The Gut-Brain Connection: Benefits for your Health
Updated: May 26
Although it sounds incredible, your intestine can contain more than 500 million neurons, which are closely connected to your brain through the vagus nerve.
The vagus nerve is one of the largest nerves in charge of connecting all the components of the digestive system with your brain and sending signals in both directions. This nerve combines different components of the digestive, respiratory, and cardiovascular systems (the esophagus, larynx, trachea, bronchi, heart, stomach, pancreas, intestine) with the brain.
This connection is better known as the brain-gut axis and is used to describe the communication network between both systems.
Your intestine can produce up to 90% of the "happiness hormone"
The brain and gut are connected by neurotransmitters, known to control feelings and emotions in the brain. Some of these transmitters are produced by the cells of the intestine and the gut microbiota (millions of digestive microbes that live in the intestine).
The digestive microbes send signals to the brain through the vagus nerve to generate responses that promote specific eating behaviors. This stimulates the release of neurotransmitters like dopamine and serotonin. Currently, there are several studies that link the gut microbiota with eating behavior.
The gut microbiota can also produce GABA, an important neurotransmitter responsible for controlling feelings of fear and anxiety. Some types of probiotics specialize in creating the ideal intestinal conditions to increase the production of this neurotransmitter and reduce the symptoms of anxiety and depression.

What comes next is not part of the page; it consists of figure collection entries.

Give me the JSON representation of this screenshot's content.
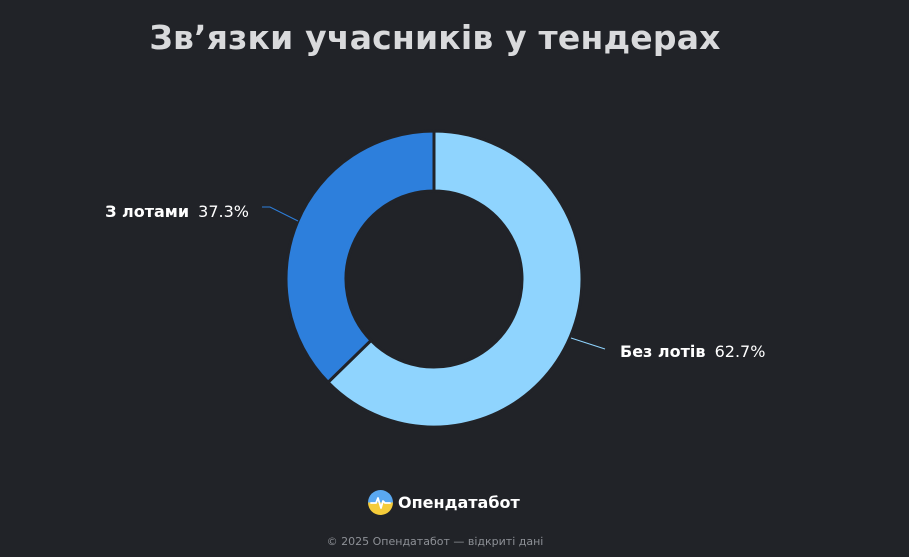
{
  "title": "Зв’язки учасників у тендерах",
  "chart_data": {
    "type": "pie",
    "donut": true,
    "title": "Зв’язки учасників у тендерах",
    "categories": [
      "Без лотів",
      "З лотами"
    ],
    "values": [
      62.7,
      37.3
    ],
    "value_suffix": "%",
    "colors": [
      "#8fd4fe",
      "#2d7fdc"
    ],
    "legend": "none"
  },
  "labels": {
    "slice0_name": "Без лотів",
    "slice0_pct": "62.7%",
    "slice1_name": "З лотами",
    "slice1_pct": "37.3%"
  },
  "brand": {
    "name": "Опендатабот",
    "logo_icon": "opendatabot-logo-icon"
  },
  "footer": {
    "text": "© 2025 Опендатабот — відкриті дані"
  }
}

The importance of taking care of our "second brain"
During stressful situations, the intestine reduces its blood flow to send extra energy to the brain, causing the protective mucosa of its membrane to weaken, leading to a significant reduction in its functions.
The digestive bacteria approach the weakened gut membranes and produce chemical substances that generate inflammation, causing digestive disorders, discomfort, and changes in the gut microbiota, altering the gut-brain axis.
The Gut-Brain Connection: How does it work?
A study from Harvard University showed that healthy eating habits create the ideal intestinal conditions for the gut microbiota to send specific signals and molecules to the brain, especially to astrocytes. These molecules can block certain inflammatory processes that occur in the brain and lead to neurodegenerative diseases, such as Alzheimer's and Parkinson's diseases.
Prevents anxiety and chronic stress taking care of your gut health
Due to recent research that shows us the close relationship between the gut and the brain, we can be more aware of the care we must take of our intestinal health to prevent states of anxiety and chronic stress.
We can also be aware that having good digestive health can decrease the risk of neurodegenerative diseases since changes in the microbiota are important for the brain.
Gut Health means maximum Well-being
Mindfulness and various stress reduction techniques can powerfully influence your gut and gut microbiota, facilitating physical and mental well-being.